Fast-forward to 2016, and Britney and I find ourselves in a new moment.
Fast-forward to 2016, and Britney and I find ourselves in a new moment. For her part, Britney has released her ninth studio album Glory, which finds her returning to her voice. Despite the rhetoric of the trolls and scammers roaming the planet since the release of (the excellent!) Christina Aguilera in 1999, Britney has always had a highly capable, often moving and definitively interesting voice. I am still under the blood oath I made with the Illuminati after “Fergalicious” not to mutter a negative word about Will.i.am, so I’ll just say Britney’s previous record (2013’s Britney Jean) felt as if the team wasn’t quite as trained on how to play the instrument of Spears’ voice. This is one reason Glory is such a welcome experience on the ears.
Britney sounds not only human, but as if she’s actively experiencing emotions in the middle of singing them. There is also no guilt, shame or taboo to be found in her sensual needs on Glory. She goes so far as to establish — and act firmly within — her own sexual boundaries the whole time. The “Lean On”-style banger “Better” is about how much better sex is when you really know the person. That line of thinking is straight out of the purity ring-cascading True Love Waits training of my youth (“Preacher, preacher, I’m the teacher, you can learn,” indeed!). And yet it still sounds thrilling. Glory finds our girl settled back in to the world she left to make 2007’s Blackout but, now, meditating in its clouds. It is a serene and confident atmosphere made with an enlightened human at its center, her voice just one element building the soundscape of a woman set free.

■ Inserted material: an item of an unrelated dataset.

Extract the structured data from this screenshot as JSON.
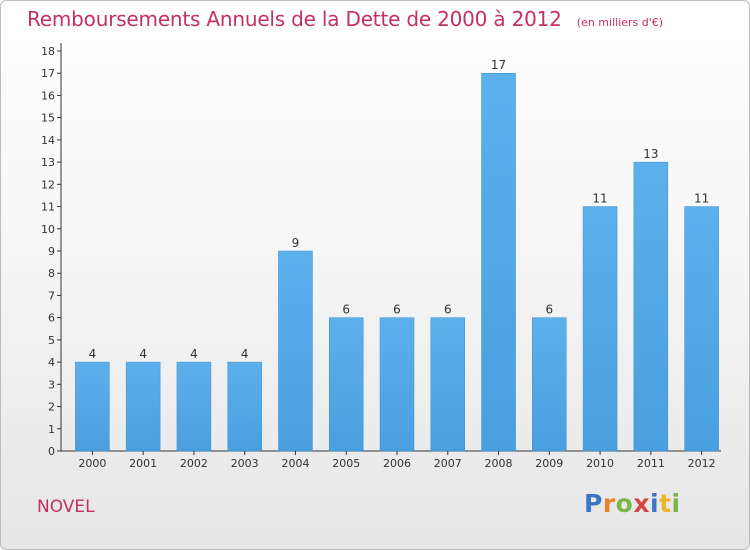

Britney has settled into her own personal queerness and has proven this is an exciting space.
Britney has settled into her own personal queerness and has proven this is an exciting space. She’s embraced her strangeness, her legacy of subversion and the fact that she as a person was not congruous with the girl society set her up to be. And so, the comradery between Ms. Spears and me continues. I, too, find myself ready to settle in and embrace a life enhanced, not inhibited, by non-tradition. This year, I performed a multimedia show for the New York International Fringe Festival, Johnny Darlin: In the Closet, positioning my catalog into a story exploring this lifelong process. I made certain to pay tribute to Britney’s influence. Superficially, I employed a finger snap here and there — and pretended I was the fallen bride only able to rise by the power of a Madonna kiss while I performed “Olly Alexander.”

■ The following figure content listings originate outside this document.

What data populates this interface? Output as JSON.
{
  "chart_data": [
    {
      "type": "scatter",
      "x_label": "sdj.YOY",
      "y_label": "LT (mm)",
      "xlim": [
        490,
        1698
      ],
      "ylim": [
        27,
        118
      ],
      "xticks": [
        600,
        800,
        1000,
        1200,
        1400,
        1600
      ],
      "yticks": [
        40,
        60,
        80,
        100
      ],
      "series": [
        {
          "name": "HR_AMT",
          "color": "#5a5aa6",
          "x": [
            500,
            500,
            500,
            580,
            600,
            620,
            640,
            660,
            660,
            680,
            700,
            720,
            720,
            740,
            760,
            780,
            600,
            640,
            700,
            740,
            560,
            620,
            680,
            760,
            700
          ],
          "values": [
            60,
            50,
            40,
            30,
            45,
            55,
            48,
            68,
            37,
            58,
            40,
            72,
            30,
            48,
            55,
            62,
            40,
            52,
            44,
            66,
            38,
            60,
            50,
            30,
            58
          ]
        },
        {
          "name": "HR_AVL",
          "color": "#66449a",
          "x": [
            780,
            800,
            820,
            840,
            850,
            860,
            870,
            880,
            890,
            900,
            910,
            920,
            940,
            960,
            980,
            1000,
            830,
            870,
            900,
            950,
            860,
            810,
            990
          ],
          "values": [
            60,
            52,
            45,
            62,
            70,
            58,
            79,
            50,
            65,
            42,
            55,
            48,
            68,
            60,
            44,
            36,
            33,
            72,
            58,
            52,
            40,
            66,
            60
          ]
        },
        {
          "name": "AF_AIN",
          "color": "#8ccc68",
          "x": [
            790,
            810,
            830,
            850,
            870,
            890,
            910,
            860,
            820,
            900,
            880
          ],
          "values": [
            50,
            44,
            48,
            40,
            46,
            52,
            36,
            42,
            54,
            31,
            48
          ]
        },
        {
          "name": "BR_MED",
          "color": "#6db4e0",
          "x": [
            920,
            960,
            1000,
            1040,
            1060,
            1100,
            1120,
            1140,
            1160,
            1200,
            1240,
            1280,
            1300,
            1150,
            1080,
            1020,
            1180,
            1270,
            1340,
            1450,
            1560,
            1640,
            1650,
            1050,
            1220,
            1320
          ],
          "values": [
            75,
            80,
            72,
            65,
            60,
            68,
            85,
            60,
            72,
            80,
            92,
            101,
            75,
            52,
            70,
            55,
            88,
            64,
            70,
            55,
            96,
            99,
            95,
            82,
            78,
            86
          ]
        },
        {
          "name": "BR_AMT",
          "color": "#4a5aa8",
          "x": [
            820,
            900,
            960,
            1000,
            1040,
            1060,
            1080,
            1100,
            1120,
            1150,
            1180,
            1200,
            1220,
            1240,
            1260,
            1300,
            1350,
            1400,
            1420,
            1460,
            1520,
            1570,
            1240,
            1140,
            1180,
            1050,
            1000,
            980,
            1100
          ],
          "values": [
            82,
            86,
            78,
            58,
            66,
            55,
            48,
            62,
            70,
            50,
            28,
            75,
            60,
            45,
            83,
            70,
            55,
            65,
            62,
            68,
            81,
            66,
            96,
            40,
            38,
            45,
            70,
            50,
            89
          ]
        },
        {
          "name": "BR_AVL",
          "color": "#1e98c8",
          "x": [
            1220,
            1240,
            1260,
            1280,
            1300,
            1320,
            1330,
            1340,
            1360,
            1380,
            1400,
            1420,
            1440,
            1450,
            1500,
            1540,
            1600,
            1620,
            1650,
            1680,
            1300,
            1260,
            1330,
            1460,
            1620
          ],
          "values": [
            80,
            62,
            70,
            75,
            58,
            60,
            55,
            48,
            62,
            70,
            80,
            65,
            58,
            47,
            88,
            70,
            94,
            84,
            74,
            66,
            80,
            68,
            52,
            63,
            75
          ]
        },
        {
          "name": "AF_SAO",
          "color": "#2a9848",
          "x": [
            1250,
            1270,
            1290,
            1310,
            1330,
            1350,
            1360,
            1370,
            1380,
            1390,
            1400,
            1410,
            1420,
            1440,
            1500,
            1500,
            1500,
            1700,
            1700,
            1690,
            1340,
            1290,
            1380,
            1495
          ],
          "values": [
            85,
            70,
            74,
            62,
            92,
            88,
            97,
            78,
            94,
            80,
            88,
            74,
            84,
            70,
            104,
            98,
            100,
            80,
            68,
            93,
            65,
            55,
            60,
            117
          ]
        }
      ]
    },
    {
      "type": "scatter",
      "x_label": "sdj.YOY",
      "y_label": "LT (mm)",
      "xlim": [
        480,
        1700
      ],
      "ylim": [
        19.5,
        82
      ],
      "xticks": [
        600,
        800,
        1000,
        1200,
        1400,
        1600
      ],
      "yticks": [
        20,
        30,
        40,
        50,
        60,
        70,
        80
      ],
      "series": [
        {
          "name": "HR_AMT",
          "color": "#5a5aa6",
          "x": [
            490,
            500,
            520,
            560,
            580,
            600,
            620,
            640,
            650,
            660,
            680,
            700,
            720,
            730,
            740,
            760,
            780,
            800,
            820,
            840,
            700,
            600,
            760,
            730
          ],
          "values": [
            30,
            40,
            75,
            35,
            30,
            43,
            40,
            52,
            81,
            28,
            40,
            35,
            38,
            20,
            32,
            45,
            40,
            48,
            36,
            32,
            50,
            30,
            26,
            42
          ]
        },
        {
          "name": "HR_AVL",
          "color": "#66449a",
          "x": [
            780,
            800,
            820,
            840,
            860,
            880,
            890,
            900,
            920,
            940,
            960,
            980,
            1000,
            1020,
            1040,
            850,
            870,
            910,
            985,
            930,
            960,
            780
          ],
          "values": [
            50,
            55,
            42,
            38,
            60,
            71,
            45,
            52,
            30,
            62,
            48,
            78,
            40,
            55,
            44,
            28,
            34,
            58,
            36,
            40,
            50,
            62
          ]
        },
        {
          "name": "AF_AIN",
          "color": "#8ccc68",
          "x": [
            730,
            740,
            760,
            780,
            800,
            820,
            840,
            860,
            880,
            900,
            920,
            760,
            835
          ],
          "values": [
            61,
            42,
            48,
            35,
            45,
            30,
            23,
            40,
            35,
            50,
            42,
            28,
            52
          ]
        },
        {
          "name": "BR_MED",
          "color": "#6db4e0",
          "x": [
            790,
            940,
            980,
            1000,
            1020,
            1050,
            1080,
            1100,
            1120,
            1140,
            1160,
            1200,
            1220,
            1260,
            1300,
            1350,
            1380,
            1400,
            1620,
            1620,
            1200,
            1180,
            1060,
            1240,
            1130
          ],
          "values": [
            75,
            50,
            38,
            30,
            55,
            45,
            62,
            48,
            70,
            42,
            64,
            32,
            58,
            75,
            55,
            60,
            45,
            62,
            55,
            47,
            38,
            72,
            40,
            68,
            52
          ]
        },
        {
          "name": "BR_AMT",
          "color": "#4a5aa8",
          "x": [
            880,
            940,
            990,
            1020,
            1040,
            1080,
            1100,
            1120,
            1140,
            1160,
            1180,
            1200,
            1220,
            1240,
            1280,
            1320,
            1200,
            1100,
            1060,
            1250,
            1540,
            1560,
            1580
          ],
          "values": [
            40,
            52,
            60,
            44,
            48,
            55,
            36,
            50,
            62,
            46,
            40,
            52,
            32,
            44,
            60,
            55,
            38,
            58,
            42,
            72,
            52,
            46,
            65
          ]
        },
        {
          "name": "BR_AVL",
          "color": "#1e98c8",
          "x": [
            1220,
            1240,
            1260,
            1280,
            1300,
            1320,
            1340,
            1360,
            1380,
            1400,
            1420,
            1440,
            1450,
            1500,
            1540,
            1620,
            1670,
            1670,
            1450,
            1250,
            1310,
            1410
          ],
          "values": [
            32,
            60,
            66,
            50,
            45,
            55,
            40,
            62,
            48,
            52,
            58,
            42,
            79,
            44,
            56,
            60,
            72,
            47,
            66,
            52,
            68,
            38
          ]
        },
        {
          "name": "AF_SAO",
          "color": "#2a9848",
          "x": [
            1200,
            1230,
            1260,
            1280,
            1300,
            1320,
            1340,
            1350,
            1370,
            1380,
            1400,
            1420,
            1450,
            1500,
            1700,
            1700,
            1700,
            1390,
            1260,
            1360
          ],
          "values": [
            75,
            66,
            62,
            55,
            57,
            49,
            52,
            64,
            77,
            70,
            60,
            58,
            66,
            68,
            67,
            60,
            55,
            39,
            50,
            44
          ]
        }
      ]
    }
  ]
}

But more spiritually, I wore the shirt I purchased as a souvenir from that very concert all those years ago. Halfway through my five-night run, the shirt ripped nearly in two. Two weeks of sweat, rowdy costume changes, and trips in and out of the laundry (plus sixteen years of wear) had done in the most important relic of my childhood. I felt the emotional weight of a lifelong era coming to a close, all with but thirty seconds to get my ass back on stage. But then, suddenly, I was fine. As I stared at Britney Spears’ disfigured teen face and perfect blonde hair, I was overcome with a sense of peace that this was no longer us. We had grown and settled into ourselves — together.
Plus, I’ve always favored Britney Spears with a short black bob.